Mi piacerebbe sapere se oltre che compositore sei anche strumentista e, nel caso, come questa cosa ti abbia o non ti abbia influenzato nel fare musica.
Ho una formazione pianistica che non mi ha portato a considerarmi un esecutore e che ho abbandonato quando gli studi compositivi sono diventati più intensi. Di fatto la mia esperienza da strumentista si esaurisce nell’aver suonato la batteria in diversi gruppi rock, e in particolare in una cover band di Frank Zappa, la Metropolis Orchestra.
Nell’atto del comporre la mia esperienza di esecutore non ha grande influenza; direi piuttosto che sia sempre stata asservita al fine compositivo.
Sono sempre rimasto affascinato dalla prima puntata di C’è musica e musica, in cui Berio chiede a numerosi compositori e musicologi Cos’è la musica e Perché la musica. Ebbene per te cos’è la musica e perché la musica?
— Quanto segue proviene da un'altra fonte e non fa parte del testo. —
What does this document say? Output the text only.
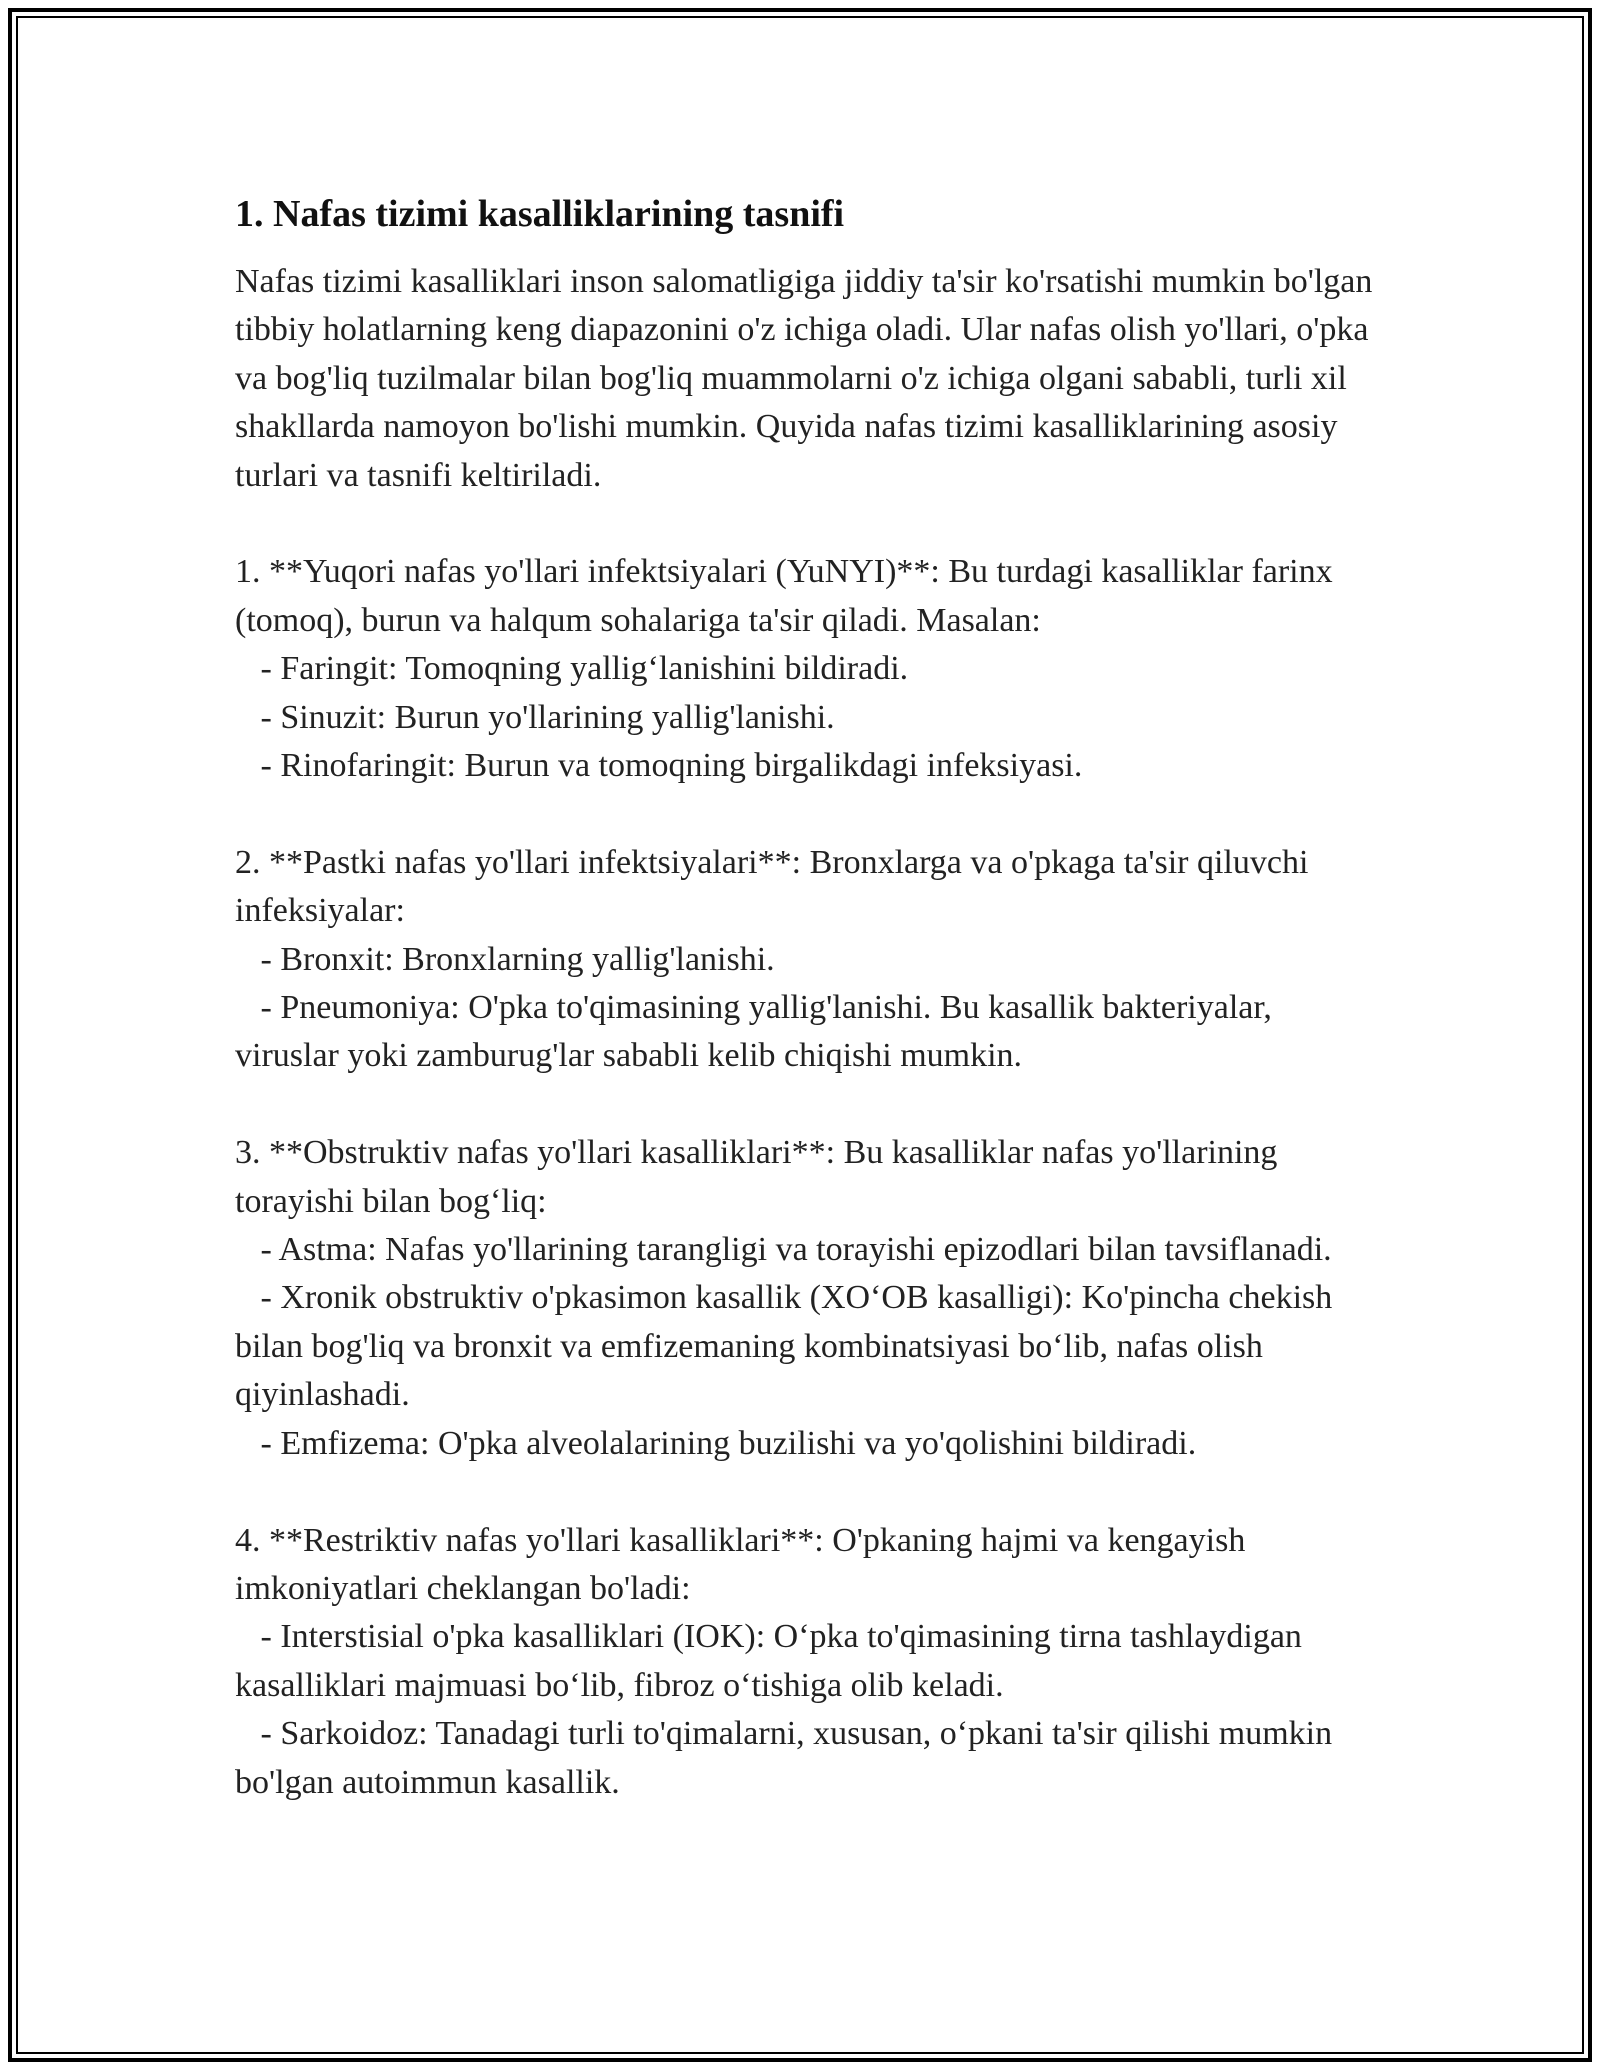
1. Nafas tizimi kasalliklarining tasnifi

Nafas tizimi kasalliklari inson salomatligiga jiddiy ta'sir ko'rsatishi mumkin bo'lgan tibbiy holatlarning keng diapazonini o'z ichiga oladi. Ular nafas olish yo'llari, o'pka va bog'liq tuzilmalar bilan bog'liq muammolarni o'z ichiga olgani sababli, turli xil shakllarda namoyon bo'lishi mumkin. Quyida nafas tizimi kasalliklarining asosiy turlari va tasnifi keltiriladi.

1. **Yuqori nafas yo'llari infektsiyalari (YuNYI)**: Bu turdagi kasalliklar farinx (tomoq), burun va halqum sohalariga ta'sir qiladi. Masalan:

- Faringit: Tomoqning yallig‘lanishini bildiradi.

- Sinuzit: Burun yo'llarining yallig'lanishi.

- Rinofaringit: Burun va tomoqning birgalikdagi infeksiyasi.

2. **Pastki nafas yo'llari infektsiyalari**: Bronxlarga va o'pkaga ta'sir qiluvchi infeksiyalar:

- Bronxit: Bronxlarning yallig'lanishi.

- Pneumoniya: O'pka to'qimasining yallig'lanishi. Bu kasallik bakteriyalar, viruslar yoki zamburug'lar sababli kelib chiqishi mumkin.

3. **Obstruktiv nafas yo'llari kasalliklari**: Bu kasalliklar nafas yo'llarining torayishi bilan bog‘liq:

- Astma: Nafas yo'llarining tarangligi va torayishi epizodlari bilan tavsiflanadi.

- Xronik obstruktiv o'pkasimon kasallik (XO‘OB kasalligi): Ko'pincha chekish bilan bog'liq va bronxit va emfizemaning kombinatsiyasi bo‘lib, nafas olish qiyinlashadi.

- Emfizema: O'pka alveolalarining buzilishi va yo'qolishini bildiradi.

4. **Restriktiv nafas yo'llari kasalliklari**: O'pkaning hajmi va kengayish imkoniyatlari cheklangan bo'ladi:

- Interstisial o'pka kasalliklari (IOK): O‘pka to'qimasining tirna tashlaydigan kasalliklari majmuasi bo‘lib, fibroz o‘tishiga olib keladi.

- Sarkoidoz: Tanadagi turli to'qimalarni, xususan, o‘pkani ta'sir qilishi mumkin bo'lgan autoimmun kasallik.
È affascinante anche notare come lo stesso Berio però, in Intervista sulla musica, quando la domanda viene rivolta a lui stesso, evita di rispondere in maniera univoca. E mi trova d’accordo sul fatto che sia impossibile riuscire a racchiudere in una definizione un’esperienza così complessa, sia da ascoltatore che da artefice. Inoltre non ho mai sentito la necessità di interrogarmi su cosa fosse o sul perché fosse importante farla, dal momento che la musica è sempre stata una costante della mia vita e quindi qualcosa di estremamente familiare e naturale.